By Beltha Mokube – Wednesday March 20, 2019.
Kent Walker, senior vice president of global affairs at Google, has said; “We’ve already made a wide range of changes to our products to address the Commission’s concerns.” “Over the next few months, we’ll be making further updates to give more visibility to rivals in Europe,” said .
The statement from Kent isn’t unconnected to a fine levied on Google from the European Commission. Google has been found guilty of a third antitrust fine, National Telegraph has gathered. The Commission that’s charged with the fine has ordered Google to pay €1.5 billion, that’s some $1.7 billion for retarding competition in online advertising.
This decision is contained in a statement, Wednesday March 20, 2019 from Margrethe Vestager, a Danish politician serving as the European Commissioner for Competition. She said Google had “cemented its dominance” and “shielded itself from competitive pressure” by imposing contractual restrictions on other websites.
Google blocked its rivals from placing advertisements on third party websites by imposing exclusivity clauses in AdSense contracts, the commission said.
The European Commission went on that Google stopped the illegal practice after the regulator sent it a statement of objections in July 2016. Commissioner Margrethe stated more “complaints keep coming.”, adding that Google could face more investigations.

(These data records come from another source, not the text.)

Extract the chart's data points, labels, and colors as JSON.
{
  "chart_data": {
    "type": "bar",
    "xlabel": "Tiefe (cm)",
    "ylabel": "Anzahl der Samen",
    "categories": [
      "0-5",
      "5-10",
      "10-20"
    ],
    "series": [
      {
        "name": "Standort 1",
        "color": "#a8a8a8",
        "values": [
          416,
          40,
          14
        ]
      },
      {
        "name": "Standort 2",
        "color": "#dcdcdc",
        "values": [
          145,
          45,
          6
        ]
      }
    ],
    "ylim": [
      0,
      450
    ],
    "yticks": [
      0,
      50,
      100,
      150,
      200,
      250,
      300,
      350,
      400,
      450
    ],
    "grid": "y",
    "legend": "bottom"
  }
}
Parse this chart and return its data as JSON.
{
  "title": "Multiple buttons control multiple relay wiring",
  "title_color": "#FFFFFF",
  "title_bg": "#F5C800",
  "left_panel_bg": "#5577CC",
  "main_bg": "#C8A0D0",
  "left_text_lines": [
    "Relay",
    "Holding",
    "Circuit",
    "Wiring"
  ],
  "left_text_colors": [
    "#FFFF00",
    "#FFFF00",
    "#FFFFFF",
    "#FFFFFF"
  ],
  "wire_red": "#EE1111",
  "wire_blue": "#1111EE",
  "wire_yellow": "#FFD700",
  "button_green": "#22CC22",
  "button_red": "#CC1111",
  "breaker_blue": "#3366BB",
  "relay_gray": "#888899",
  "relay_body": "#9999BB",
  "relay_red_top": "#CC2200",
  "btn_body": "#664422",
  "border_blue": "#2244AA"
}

“We will keep monitoring developments, and we are still looking into the search market for jobs and local search,” Commissioner Margrethe has said. However, Google said in a blog post Tuesday, March 19, 2019 that it was making further changes to its service based on “feedback” from the European Commission.
AdSense is a Google product acting as a middle person between advertisers and website owners that want to profit from the space around their search results pages.
Since 2017, Google has now paid €8.2 billion that’s some $9.3 billion in fines. She paid €4.34 billion that’s $4.9 billion in July 2018 for unfairly pushing its apps on smartphone users and thwarting competitors, €2.4 billion that’s $2.7 billion for using its search engine to steer consumers to its own shopping platform and this latest fine.